NDA-as-Lifetime-Noncompete Logic

  • Concerned posters describe NDAs that define broad “confidential” knowledge so aggressively that any future work in the field is framed as inevitable disclosure.
  • Others argue this collapses common sense: specific secrets (code, plans, formulas) can be protected, but general skills, methods, and instincts should not be.
  • Several note that if a company truly believes you can never again work in the field without “leaking,” the only fair counterpart would be lifetime compensation.

Negotiating and Legal Help

  • Experiences diverge: some “average” tech workers say they successfully negotiated clauses or added carve‑outs (e.g., for inventions on personal time); others say most workers can’t realistically negotiate and risk rescinded offers.
  • There is debate over how accessible and useful employment lawyers are: some report quick, affordable flat‑fee reviews; others find advice overly conservative or hard to obtain.
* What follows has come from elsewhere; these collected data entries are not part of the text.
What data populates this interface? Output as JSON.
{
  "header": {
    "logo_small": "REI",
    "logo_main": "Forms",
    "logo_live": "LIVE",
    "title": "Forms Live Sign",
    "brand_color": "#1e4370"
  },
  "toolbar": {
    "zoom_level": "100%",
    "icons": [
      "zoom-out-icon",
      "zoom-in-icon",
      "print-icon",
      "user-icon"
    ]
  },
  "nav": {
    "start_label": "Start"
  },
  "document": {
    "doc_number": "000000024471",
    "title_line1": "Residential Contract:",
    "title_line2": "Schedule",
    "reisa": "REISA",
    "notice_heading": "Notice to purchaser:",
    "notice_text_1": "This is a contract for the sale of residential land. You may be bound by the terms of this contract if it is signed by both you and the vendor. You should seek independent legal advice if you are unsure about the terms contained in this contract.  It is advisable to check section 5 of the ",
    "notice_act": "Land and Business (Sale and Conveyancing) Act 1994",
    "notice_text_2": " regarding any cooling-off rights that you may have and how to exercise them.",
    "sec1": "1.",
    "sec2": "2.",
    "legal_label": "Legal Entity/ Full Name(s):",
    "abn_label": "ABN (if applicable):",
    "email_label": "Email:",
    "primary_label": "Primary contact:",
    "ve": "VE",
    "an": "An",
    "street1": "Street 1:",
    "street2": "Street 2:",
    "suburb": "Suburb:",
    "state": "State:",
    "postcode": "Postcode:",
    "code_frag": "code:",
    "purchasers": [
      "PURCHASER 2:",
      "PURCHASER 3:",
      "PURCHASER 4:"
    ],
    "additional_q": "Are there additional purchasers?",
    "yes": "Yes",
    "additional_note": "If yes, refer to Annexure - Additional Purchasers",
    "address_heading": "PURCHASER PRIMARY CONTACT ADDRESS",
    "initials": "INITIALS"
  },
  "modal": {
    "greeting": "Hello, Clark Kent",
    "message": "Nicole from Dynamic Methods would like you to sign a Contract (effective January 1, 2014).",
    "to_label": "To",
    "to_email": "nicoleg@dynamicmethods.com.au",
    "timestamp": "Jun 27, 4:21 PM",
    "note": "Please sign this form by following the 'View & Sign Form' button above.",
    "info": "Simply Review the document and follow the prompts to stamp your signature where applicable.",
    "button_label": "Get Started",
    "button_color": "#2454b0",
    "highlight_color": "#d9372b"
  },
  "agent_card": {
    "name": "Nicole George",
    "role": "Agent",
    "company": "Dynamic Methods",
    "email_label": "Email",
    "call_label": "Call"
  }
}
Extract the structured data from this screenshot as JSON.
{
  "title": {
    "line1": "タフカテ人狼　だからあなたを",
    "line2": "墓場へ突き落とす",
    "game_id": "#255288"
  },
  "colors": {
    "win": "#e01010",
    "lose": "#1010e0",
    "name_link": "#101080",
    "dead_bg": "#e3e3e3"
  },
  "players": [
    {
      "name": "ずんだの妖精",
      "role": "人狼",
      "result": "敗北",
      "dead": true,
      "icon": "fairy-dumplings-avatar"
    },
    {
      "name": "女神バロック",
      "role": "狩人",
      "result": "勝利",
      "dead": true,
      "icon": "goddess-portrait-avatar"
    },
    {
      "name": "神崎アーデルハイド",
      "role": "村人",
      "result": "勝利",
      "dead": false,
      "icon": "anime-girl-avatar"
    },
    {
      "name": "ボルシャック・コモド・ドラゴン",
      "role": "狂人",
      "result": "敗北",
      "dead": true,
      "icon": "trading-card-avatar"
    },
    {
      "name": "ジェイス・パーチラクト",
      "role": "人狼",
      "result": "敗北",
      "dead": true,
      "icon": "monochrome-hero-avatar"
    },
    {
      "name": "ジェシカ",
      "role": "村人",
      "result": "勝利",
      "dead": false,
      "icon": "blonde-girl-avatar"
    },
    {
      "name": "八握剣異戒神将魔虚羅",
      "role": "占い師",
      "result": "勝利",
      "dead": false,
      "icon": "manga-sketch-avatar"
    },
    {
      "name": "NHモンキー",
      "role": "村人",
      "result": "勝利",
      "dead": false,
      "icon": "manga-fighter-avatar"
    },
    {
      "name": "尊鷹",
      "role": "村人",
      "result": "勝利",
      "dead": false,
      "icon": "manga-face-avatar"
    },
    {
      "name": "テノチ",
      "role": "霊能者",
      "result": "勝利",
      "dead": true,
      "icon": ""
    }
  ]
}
Noncompetes, Garden Leave, and Power

  • Garden leave (paid noncompete) is common in finance and the UK: typically a few months, but occasionally much longer in rare, high‑end roles.
  • Several commenters see mandatory pay during the restricted period as a good mechanism to discourage abusive, blanket noncompetes.
  • Others stress growing abuse of noncompetes and NDA templates, including against low‑wage workers globally, as a way to suppress mobility and bargaining power rather than protect real secrets.